While other segments of the gray market are simply bullied into joining the five authorized religions, Xi seems to be aware that this strategy would not work for the Underground Catholic Church, as long as it would have the international backing of the Roman Catholic Church, the largest religious organization of the planet. The CCP has thus adopted a different strategy with the Catholics, signing on September 22, 2018 the Vatican-China deal of 2018, and insisting that its clauses should be kept secret. Theoretically, with this agreement Xi should get rid of the Catholic problem, as the underground Catholic Church should gradually merge with the CCP-controlled Patriotic Catholic Church, under bishops appointed by the Pope but agreeable to the CCP. However, there are resistances in the Patriotic Catholic Church and in sectors of the CCP itself, as well as criticism by certain Catholics. How successfully the agreement will be implemented remains very much to be seen.
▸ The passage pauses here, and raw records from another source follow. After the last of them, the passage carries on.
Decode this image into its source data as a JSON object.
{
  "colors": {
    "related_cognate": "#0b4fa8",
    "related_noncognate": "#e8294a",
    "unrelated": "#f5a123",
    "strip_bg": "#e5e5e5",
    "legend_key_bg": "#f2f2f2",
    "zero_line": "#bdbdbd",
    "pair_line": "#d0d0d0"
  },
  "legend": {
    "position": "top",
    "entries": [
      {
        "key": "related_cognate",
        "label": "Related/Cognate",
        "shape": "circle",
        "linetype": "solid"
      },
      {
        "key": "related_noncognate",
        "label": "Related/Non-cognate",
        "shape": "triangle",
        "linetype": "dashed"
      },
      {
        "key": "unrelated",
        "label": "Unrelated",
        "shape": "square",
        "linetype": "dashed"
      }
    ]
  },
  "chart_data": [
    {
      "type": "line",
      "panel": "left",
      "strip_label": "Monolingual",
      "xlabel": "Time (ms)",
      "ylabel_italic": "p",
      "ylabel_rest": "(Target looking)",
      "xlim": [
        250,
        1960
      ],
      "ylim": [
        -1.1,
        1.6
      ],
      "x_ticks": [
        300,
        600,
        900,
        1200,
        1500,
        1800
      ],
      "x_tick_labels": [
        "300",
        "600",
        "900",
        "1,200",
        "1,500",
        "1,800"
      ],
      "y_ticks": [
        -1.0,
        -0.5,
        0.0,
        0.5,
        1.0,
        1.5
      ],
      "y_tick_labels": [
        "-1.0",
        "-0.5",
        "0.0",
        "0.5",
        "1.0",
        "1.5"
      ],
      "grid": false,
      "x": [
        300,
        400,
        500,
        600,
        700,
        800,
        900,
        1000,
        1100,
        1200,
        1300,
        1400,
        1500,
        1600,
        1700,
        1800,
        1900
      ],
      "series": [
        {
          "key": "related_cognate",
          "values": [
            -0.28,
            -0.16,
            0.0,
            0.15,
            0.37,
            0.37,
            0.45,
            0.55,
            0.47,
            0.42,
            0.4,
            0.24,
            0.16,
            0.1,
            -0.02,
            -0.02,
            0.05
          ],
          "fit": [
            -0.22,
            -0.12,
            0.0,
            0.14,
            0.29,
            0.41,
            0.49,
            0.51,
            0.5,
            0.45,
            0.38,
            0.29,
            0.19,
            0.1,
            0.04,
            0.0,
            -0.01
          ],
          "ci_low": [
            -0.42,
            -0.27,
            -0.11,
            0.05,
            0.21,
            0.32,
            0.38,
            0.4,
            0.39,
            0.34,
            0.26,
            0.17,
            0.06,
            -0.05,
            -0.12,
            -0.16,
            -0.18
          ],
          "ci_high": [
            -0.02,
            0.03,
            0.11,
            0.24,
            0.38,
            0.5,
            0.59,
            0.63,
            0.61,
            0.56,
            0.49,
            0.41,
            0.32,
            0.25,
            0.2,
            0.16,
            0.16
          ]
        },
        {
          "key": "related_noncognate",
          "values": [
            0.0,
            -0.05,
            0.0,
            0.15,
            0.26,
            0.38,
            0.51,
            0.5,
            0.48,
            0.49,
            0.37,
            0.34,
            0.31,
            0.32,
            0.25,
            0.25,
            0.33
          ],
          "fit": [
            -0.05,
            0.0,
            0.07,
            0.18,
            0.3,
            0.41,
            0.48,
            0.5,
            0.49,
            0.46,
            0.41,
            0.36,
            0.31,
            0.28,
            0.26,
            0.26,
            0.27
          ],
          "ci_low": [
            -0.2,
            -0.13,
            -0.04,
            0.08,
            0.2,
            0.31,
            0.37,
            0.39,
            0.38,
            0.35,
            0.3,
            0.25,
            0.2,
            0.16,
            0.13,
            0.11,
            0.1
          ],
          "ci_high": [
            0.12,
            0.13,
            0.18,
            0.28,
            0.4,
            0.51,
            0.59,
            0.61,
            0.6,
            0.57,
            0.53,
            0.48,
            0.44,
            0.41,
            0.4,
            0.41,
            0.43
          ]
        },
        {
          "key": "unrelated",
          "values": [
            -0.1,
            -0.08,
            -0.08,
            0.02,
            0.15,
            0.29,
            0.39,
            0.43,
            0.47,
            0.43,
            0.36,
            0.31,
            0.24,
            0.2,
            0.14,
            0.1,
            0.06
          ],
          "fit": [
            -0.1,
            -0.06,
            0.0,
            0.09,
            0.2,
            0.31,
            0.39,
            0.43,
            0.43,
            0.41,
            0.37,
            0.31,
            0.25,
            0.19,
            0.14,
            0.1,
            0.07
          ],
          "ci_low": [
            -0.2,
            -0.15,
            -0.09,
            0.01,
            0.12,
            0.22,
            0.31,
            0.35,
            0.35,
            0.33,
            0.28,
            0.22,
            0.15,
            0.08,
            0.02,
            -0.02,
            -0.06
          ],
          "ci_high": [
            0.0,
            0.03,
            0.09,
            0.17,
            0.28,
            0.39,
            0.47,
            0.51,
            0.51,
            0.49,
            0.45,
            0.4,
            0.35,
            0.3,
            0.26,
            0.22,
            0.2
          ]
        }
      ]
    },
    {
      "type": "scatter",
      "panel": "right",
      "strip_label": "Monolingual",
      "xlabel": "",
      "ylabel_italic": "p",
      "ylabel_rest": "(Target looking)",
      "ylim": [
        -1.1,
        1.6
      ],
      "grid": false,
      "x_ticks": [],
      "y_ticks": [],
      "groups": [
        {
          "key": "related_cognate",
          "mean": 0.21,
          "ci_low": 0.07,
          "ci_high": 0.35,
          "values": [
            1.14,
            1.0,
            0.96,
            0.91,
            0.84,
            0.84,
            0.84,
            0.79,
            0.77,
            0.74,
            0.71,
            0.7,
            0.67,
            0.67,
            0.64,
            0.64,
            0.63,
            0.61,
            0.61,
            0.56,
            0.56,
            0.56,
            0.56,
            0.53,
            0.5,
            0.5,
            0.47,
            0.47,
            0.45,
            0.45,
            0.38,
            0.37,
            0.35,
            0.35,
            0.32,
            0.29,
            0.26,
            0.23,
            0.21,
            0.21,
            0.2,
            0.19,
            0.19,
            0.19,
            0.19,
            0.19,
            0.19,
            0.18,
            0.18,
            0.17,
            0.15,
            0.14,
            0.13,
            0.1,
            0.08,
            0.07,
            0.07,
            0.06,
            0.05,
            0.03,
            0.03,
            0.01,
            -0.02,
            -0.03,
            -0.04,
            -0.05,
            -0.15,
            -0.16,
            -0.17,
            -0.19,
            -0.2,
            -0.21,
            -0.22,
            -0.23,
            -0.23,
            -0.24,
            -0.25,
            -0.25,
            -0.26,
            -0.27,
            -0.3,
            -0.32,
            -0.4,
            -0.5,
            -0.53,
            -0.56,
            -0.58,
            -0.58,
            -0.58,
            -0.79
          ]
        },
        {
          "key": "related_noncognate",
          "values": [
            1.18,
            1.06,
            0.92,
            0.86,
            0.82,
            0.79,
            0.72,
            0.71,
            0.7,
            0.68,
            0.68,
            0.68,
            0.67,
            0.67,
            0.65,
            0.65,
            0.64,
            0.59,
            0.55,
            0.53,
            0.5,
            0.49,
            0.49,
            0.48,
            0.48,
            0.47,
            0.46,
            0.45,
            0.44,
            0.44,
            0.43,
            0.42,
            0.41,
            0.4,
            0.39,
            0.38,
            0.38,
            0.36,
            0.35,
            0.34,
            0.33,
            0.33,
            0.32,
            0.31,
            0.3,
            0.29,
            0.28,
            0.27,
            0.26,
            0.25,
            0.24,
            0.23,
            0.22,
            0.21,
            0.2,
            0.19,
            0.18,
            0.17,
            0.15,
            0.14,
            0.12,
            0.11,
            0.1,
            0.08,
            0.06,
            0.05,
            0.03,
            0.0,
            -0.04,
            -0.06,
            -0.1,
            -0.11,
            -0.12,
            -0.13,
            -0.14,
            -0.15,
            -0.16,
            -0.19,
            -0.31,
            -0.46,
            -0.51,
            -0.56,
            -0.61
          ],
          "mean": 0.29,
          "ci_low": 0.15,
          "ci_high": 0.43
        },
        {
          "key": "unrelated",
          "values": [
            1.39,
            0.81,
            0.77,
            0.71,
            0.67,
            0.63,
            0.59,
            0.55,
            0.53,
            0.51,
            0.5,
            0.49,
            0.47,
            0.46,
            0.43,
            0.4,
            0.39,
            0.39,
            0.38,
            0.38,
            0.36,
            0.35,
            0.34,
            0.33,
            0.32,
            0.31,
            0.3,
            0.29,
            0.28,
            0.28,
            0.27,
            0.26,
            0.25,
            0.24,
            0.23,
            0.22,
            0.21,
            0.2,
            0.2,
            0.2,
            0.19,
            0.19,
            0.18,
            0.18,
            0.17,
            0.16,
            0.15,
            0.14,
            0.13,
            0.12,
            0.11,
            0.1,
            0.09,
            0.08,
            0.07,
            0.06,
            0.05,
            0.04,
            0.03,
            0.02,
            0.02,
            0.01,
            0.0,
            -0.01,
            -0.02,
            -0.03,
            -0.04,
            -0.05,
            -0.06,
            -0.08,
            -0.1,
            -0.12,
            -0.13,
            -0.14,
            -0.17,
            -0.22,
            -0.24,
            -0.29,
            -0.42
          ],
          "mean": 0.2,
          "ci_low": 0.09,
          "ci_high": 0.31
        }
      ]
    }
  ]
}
Xi Jinping faces an increasing international public relations problems. Fake news is still occasionally believed about xie jiao such as Falun Gong and The Church of Almighty God, but scholars on the CCP’s payroll have been exposed, and most Western scholars increasingly offer alternative narratives challenging the propaganda. Falun Gong continues its international public campaigns denouncing the CCP, and a coalition of human rights activists, scholars, and NGOs protesting the persecution of The Church of Almighty God is gaining momentum, something the CCP did not expect. The fact that one million Muslim Uyghurs are detained in inhumane conditions in the “transformation through education” camps has generated a strong reaction in the international community. And obviously Muslims are a larger and more powerful international constituency than the xie jiao.

However, Xi Jinping seems to have consciously decided to answer international criticism only with increased efforts at propaganda, spreading fake news, and manipulating or corrupting a certain number of international politicians, journalists, and scholars. Ultimately, eradicating religion seems to be for Xi a more important goal than improving the abysmal human rights international image of the CCP and the regime.